One-on-One with William Gallus
July 29, 2014
William Gallus is a meteorology professor at Iowa State whose research focuses mainly on severe storms, their formation and their rainfall. Gallus has been at Iowa State for 19 years.
Can you walk us through your daily routine?
Especially in the summer when there aren’t any classes, everything I do is pretty much related to the research and now I have a pretty big group of graduate students that I oversee and they’re the main ones that do the research, so I’ll have meetings with them from time to time and get updates, try to give them guidance on how to do the research. In meteorology, a lot of the research uses computer models. Basically we have all these equations coded up into the computer that really they represent what happens in the atmosphere and so that’s kind of what you’re doing on your computer program. It can take a fairly long time to run a program and typically we’re looking for cases where we know that thunder storms happened in some areas and then we will run the computer models to see “Do they show thunder storms? If so, do they have them in the right areas?” We try to look at lots of different days and look for things that seem to frequently go wrong in the models and then try to understand why is that the case. So my normal day is just spent juggling lots of different research projects that relate to different areas of weather, most of them are related in some way to thunder storms and the rain from thunderstorms.
Is there a specific reason why there tend to be a lot of heavy storms during the midsummer months?
In Iowa, usually in June I think is our peak month for getting lots of thunderstorms. We can tend to have that kick in in the last half of May and some years it lasts pretty well through June and even July. Thunderstorms need for the atmosphere to be unstable, which means it needs to get pretty warm and humid down near the ground and still be kind of cool up high. So usually the time of year where things get the most unstable is the first half of summer. We know the hottest weather sometimes waits until July and August, but by then, the upper parts of the atmosphere have had a chance to heat up too, and so you don’t get quite as unstable, or the conditions aren’t quite as good for forming thunderstorms as you get later in the summer.
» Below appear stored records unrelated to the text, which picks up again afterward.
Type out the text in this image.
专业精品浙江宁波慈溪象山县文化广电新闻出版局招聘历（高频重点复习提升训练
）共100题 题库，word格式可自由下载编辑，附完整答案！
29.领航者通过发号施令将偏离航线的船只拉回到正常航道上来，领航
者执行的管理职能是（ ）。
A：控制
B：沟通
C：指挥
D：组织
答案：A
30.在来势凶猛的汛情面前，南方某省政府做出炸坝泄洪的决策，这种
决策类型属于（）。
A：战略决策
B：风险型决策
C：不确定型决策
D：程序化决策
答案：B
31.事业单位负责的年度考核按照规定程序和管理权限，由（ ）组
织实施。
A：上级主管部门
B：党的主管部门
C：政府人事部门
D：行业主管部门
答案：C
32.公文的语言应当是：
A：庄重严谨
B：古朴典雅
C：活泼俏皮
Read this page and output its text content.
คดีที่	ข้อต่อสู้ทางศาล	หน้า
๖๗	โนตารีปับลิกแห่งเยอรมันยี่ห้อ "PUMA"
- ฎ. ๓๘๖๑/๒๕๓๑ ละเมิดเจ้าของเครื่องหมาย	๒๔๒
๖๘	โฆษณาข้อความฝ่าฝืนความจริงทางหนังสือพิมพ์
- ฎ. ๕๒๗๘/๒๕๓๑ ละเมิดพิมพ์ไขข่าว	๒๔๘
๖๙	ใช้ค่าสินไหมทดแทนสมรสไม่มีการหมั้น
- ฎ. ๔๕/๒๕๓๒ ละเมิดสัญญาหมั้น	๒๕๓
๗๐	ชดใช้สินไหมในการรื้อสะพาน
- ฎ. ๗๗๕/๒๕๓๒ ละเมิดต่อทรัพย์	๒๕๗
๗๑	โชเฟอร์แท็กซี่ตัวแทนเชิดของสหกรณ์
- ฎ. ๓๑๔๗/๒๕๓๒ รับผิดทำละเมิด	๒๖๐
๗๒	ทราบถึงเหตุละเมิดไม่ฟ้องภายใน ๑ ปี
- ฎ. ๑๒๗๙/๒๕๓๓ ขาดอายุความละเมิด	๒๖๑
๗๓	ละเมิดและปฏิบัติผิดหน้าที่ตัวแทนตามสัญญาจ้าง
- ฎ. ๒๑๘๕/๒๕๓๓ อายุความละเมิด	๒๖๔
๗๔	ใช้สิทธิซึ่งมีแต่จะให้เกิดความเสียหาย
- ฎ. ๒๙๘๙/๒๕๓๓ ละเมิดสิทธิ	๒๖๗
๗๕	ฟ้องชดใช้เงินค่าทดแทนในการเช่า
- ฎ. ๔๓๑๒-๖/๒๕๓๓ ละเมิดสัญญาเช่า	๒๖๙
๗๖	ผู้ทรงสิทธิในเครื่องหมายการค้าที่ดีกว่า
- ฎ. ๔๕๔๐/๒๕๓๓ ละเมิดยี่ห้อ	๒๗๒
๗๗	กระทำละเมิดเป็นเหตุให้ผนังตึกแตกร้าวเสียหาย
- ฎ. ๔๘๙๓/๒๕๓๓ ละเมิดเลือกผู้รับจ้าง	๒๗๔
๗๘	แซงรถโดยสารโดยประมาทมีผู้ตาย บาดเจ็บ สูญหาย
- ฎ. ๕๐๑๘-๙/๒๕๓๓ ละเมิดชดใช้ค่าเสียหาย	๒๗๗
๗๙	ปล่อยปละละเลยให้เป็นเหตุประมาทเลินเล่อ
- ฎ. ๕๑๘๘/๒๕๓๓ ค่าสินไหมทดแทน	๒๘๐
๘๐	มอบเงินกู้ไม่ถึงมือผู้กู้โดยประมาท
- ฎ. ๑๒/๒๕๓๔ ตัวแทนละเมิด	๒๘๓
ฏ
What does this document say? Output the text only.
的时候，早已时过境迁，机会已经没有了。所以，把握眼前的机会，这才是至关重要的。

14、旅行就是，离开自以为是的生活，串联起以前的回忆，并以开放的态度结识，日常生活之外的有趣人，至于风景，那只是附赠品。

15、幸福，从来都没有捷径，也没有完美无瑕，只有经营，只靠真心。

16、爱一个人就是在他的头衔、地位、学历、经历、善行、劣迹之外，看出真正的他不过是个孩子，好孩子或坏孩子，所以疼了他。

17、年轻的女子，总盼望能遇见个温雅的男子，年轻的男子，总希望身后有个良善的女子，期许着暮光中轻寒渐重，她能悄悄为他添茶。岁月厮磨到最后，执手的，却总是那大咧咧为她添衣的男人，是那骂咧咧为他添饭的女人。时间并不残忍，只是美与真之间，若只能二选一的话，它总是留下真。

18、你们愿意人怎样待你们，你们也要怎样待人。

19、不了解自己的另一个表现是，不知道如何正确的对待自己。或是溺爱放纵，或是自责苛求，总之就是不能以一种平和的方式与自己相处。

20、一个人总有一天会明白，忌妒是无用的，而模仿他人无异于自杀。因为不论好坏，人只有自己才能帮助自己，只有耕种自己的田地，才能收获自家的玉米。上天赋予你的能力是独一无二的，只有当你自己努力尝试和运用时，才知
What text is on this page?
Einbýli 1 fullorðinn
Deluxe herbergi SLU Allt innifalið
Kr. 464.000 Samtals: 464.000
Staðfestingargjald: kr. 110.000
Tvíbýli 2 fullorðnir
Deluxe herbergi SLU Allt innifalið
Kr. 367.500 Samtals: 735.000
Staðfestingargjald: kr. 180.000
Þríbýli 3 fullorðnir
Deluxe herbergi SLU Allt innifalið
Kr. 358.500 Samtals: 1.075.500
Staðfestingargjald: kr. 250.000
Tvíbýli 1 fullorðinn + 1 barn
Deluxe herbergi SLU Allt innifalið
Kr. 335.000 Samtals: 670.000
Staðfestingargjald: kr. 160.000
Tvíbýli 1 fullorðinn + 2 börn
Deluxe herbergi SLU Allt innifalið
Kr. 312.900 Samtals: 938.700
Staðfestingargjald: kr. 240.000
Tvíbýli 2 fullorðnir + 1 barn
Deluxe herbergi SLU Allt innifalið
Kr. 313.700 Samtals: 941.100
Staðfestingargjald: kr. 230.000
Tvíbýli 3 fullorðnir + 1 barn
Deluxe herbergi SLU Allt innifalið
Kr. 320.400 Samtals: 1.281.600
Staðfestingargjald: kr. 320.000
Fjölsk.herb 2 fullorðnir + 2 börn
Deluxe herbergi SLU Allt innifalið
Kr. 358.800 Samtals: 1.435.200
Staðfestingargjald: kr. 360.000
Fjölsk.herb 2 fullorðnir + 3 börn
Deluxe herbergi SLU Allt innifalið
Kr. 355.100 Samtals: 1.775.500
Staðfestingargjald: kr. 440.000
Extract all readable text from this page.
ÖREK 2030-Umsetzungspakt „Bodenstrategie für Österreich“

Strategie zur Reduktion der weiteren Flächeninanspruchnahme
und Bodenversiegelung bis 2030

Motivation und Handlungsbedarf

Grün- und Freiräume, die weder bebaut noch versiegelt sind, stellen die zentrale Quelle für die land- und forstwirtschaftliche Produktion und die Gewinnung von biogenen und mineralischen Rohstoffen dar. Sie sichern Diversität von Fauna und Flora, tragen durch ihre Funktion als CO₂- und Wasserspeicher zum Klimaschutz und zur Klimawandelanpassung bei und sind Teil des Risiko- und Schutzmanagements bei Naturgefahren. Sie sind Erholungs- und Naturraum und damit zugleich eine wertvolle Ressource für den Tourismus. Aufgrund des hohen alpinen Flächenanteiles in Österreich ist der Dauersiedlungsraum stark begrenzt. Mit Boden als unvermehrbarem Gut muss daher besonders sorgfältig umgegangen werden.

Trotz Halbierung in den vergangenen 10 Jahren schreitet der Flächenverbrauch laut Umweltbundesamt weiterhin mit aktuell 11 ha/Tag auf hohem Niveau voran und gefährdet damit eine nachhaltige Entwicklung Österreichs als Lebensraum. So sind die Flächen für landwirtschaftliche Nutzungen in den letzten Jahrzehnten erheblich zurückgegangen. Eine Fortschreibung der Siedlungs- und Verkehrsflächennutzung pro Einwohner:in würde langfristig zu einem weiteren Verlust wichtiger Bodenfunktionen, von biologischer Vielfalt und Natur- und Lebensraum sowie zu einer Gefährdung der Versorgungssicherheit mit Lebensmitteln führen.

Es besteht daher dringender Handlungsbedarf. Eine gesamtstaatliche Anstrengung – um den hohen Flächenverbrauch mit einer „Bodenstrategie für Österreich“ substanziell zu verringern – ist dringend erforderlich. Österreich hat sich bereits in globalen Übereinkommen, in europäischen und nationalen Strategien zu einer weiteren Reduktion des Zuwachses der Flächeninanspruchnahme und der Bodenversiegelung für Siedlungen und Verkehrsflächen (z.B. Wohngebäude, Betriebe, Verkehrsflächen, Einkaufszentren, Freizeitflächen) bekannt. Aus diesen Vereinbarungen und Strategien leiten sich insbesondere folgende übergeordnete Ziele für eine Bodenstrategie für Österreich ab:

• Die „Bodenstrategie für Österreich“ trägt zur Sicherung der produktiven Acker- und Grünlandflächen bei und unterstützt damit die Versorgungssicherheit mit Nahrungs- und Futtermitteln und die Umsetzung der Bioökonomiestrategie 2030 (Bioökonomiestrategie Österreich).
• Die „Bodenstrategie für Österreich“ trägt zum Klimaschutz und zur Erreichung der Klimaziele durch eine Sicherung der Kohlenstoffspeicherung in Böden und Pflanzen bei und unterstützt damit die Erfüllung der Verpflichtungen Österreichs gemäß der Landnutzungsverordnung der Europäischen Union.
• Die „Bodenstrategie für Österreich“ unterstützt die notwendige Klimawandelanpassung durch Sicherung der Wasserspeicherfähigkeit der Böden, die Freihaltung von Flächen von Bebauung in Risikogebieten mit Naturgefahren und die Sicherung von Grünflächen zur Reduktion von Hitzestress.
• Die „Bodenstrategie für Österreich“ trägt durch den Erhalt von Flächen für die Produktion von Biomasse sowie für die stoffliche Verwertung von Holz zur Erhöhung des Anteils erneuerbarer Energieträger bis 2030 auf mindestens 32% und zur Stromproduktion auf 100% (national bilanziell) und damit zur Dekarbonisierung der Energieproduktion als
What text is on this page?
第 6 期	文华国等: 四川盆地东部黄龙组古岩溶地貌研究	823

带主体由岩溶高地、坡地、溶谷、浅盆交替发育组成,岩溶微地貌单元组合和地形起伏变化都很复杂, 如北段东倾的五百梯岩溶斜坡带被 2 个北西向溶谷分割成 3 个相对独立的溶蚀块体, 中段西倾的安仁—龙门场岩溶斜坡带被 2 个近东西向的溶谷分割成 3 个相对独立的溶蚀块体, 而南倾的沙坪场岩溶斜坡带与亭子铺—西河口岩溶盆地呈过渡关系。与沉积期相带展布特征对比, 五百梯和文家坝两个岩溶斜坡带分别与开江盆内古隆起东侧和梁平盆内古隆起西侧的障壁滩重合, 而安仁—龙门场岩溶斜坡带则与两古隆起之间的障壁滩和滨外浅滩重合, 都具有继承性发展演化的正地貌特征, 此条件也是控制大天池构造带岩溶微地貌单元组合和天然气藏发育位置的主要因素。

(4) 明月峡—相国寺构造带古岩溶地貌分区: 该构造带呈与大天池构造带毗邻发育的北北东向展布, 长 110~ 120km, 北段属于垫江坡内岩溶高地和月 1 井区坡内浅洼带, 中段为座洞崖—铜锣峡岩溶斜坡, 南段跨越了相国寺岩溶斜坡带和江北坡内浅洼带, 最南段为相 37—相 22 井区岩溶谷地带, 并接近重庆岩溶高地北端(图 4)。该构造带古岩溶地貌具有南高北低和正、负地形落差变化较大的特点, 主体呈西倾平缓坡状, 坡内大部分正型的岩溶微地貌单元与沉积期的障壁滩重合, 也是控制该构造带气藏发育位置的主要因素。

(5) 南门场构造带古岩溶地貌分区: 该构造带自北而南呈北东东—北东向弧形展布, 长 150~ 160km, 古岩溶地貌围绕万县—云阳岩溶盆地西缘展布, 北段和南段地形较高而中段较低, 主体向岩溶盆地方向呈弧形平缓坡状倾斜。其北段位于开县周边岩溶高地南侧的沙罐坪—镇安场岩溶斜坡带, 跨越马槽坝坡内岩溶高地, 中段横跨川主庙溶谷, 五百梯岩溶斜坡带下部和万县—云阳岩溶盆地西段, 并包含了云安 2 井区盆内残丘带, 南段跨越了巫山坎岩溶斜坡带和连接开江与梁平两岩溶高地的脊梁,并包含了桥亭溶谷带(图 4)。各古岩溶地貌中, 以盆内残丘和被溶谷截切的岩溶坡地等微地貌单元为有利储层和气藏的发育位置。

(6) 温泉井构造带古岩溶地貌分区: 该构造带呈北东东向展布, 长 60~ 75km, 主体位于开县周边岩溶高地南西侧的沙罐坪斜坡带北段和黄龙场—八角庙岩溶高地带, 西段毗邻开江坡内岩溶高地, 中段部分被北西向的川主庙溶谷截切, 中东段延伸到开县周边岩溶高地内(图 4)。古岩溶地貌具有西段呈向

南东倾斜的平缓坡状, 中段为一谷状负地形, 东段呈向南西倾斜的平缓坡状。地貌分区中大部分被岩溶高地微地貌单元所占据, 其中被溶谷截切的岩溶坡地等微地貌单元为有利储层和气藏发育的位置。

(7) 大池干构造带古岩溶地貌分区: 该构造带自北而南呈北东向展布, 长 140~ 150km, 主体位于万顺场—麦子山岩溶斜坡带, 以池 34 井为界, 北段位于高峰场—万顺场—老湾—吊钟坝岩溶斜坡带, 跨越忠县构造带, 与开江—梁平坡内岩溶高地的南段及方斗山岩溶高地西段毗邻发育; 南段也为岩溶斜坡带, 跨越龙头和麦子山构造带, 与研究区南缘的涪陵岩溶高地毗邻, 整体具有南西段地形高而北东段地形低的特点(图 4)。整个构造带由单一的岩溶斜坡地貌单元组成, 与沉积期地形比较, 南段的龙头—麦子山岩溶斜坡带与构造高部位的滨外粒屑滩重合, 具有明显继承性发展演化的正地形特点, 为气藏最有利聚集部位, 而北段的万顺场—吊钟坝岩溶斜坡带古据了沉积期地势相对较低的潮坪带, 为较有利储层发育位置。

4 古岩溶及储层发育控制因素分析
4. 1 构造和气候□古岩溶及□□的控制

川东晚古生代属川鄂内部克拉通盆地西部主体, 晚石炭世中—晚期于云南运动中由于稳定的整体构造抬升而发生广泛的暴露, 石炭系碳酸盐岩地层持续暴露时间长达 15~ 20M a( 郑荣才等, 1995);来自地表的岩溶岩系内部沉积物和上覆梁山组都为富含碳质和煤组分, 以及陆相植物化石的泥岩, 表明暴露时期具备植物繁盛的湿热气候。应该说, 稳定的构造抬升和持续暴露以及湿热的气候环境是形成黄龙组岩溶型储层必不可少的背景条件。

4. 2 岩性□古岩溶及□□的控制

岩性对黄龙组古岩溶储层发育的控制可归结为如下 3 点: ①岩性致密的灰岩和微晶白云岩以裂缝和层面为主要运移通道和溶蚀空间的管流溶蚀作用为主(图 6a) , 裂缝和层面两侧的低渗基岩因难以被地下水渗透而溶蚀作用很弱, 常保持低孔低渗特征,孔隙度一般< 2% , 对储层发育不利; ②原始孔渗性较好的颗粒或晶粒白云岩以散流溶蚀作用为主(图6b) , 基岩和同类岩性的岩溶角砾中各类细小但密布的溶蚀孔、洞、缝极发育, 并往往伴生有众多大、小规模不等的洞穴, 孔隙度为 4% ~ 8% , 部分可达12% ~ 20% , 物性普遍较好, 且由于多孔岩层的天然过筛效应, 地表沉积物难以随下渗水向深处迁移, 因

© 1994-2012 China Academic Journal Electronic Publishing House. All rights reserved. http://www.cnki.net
For intense thunderstorms … we had a lot of those during June, you also need to have pretty strong winds blowing throughout the atmosphere and something called wind shear, which means that the winds are changing their speed and their direction as you go up. Again, you normally have wind shear through the cold part of the year, so if you’re into June and the beginning of July sometimes you still have a lot of wind shear plus you have the instability so you can get strong thunderstorms. By the time you get to late July and August, the wind shear often is pretty weak, so even if you do form thunderstorms, then they’re not quite as powerful as they are in the first part of summer.
I understand that some of your research is going into wind patterns that might increase wind energy production?
In recent years, especially in Iowa as there have been more and more turbines put into place and more of our power coming from wind, the companies have gotten a little bit more interested in trying to improve the accuracy of the forecasts. In meteorology, we didn’t pay much attention to what the winds were doing you know a couple dozen feet above the ground until, that’s of course when the wind turbines are put up is exactly where they need to know what the winds are doing. I think when the wind industry really started to take off, we were discovering “Wow, there’s problems in forecasting the wind. We don’t necessarily do a good job all the time.”
So I’ve gotten involved in some projects where we’re looking at ways to see “How can we make changes in the models” or “How can we adjust what the computer models are telling us” to get better forecasts of wind up at the level where the turbines are.
There’s also things we don’t understand, we know the wind can change very rapidly as you go up and down right about that level of the atmosphere, so again that would also be wind shear, the same kind of wind shear you need for thunderstorms, but now we’re talking about the wind shear in a very different way. So the winds can be 10 to 20 miles per hour less strong at the very bottom of the blades as it is up high. So when you picture these blades, as they’re sweeping out the circle, the top is getting spun around much faster than the bottom and so that causes stress on the blades. So it’s believed too that that might be playing some role in causing the wind farms to not generate as much power as we thought they would for a given amount of wind. So we’re learning a lot about what the winds are doing in that part of the atmosphere.
Richard L Antonette | Jun 25, 2024 at 1:18 pm
The Prof’s article (Meteorologist explains violent tornado season) in The Conversation was reprinted in our local news “rag” (Texas gulf coast). Lots of new information – not considered before – that is enlightening, especially how “tornado Alley” is changing. Good article!